Les investisseurs ne peuvent pas retirer tout leur argent du fonds Apollo

5 Min Read
5 Min Read

Le gestionnaire d’investissement Apollo Global Management, qui opère aux États-Unis, a limité les rachats de son fonds de crédit privé, Apollo Debt Solutions (ADS), permettant aux investisseurs particuliers de retirer seulement 44,7 % de leurs demandes de capital.

La mesure répond à un saturation des demandes de liquidité dépassant les limites opérationnelles établies par l’entitélaissant les 55 % restants des fonds détenus dans le cadre de politiques de remboursement restreint.

Le crédit privé est constitué de prêts accordés par des entités non bancaires, telles que des fonds d’investissement, directement aux entreprises. Contrairement aux prêts bancaires traditionnels, ces actifs ne sont pas négociés sur des marchés ouverts, ce qui les rend difficiles à convertir rapidement en liquidités.

Dans un document déposé hier 23 mars auprès de la Securities and Exchange Commission (SEC) des États-Unis, Apollo Debt Solutions a indiqué avoir reçu des demandes de retrait de 1,64 milliard de dollars, soit 1,2 % des actions en circulation du fonds.

Ce chiffre dépassait largement la limite trimestrielle du fonds de 5 % de la valeur liquidative pour les rachats, représentant 734 millions de dollars. En conséquence, les investisseurs qui ont demandé leur argent ne recevront qu’une fraction de ce qui a été demandé..

“La décision d’aujourd’hui reflète notre engagement continu à créer de la valeur à long terme pour les actionnaires du Fonds”, a déclaré Apollo dans son communiqué officiel. La société a ajouté : « En tant que gestionnaires de capitaux à long terme, nous avons le devoir fiduciaire d’agir dans le meilleur intérêt de tous les investisseurs du Fonds, en équilibrant les intérêts des actionnaires en quête de liquidités et ceux de ceux qui choisissent de maintenir leurs investissements. »

LIRE  R. Kiyosaki critique Warren Buffett pour avoir « détruit le Bitcoin » et poussé la « fausse monnaie »

Un écart entre le crédit et l’économie réelle

Il existe une tension évidente entre le besoin des investisseurs de récupérer leur argent et la justification avancée par l’entreprise. Alors que les clients sont confrontés à un manque de liquidités, Apollo affirme que Cette restriction est nécessaire pour préserver la création de valeur et éviter une liquidation précipitée d’actifs qui nuit à ceux qui restent dans le fonds.

La taille du marché du crédit privé dépasse déjà les 2 000 milliards de dollars d’actifs sous gestion à l’échelle mondiale et devrait approcher les 4 000 milliards de dollars d’ici 2030, selon les estimations de l’agence Moody’s.

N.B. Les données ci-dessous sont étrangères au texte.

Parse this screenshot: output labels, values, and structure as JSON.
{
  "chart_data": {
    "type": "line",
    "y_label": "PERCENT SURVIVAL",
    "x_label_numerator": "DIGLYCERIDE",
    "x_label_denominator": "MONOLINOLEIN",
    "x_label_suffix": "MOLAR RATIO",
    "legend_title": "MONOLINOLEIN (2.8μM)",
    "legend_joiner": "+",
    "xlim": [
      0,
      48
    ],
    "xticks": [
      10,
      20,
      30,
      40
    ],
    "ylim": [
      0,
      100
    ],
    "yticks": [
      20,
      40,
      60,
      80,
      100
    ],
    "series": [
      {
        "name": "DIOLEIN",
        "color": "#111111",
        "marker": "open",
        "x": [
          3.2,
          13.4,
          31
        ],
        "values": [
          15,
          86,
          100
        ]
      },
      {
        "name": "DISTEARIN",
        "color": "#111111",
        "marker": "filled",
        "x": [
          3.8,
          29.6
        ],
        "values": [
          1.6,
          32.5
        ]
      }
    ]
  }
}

Dans ce contexte, certains analystes financiers comme Charles Hugh Smith préviennent que le système financier mondial est assis sur une bombe à retardement fabriquée avec du crédit bon marché. Smith soutient que le crédit peut être créé en quantités pratiquement illimitées en quelques clics, tandis que les investissements productifs augmentent progressivement, lentement et de manière coûteuse, comme le rapporte CriptoNoticias.

Pour Smith, cet excès de crédit bon marché a surgonflé les prix de nombreux actifs. «Construire une nouvelle entreprise prend du temps et comporte des risques. « Il est beaucoup plus facile d’acheter un actif existant », explique Smith. L’analyste explique que le résultat est une spirale dans laquelle davantage de crédit fait monter le prix des actions, des investissements immobiliers, etc., et ces actifs plus chers servent de garantie pour contracter davantage de crédit. C’est une bulle qui, selon Smith, est sur le point d’éclater.

Il existe des précédents en matière de restriction de capital

Cette situation place Apollo comme l’une des nouvelles victimes visibles de l’instabilité du secteur du crédit privé. Il ne s’agit pas d’un cas isolé ; d’autres grandes entreprises ont eu recours à des mécanismes de blocage similaires ou sortez des “portes”.

LIRE  Tether annonce un investissement stratégique en actions de 100 millions de dollars dans Anchorage Digital

Le fonds immobilier de Blackstone, connu sous le nom de BREIT, et le fonds de Starwood Capital (SREIT), par exemple, ont également imposé de sévères restrictions sur les rachats ces dernières périodes après avoir fait face à des vagues de demandes de retrait qui menaçaient leur structure de capital.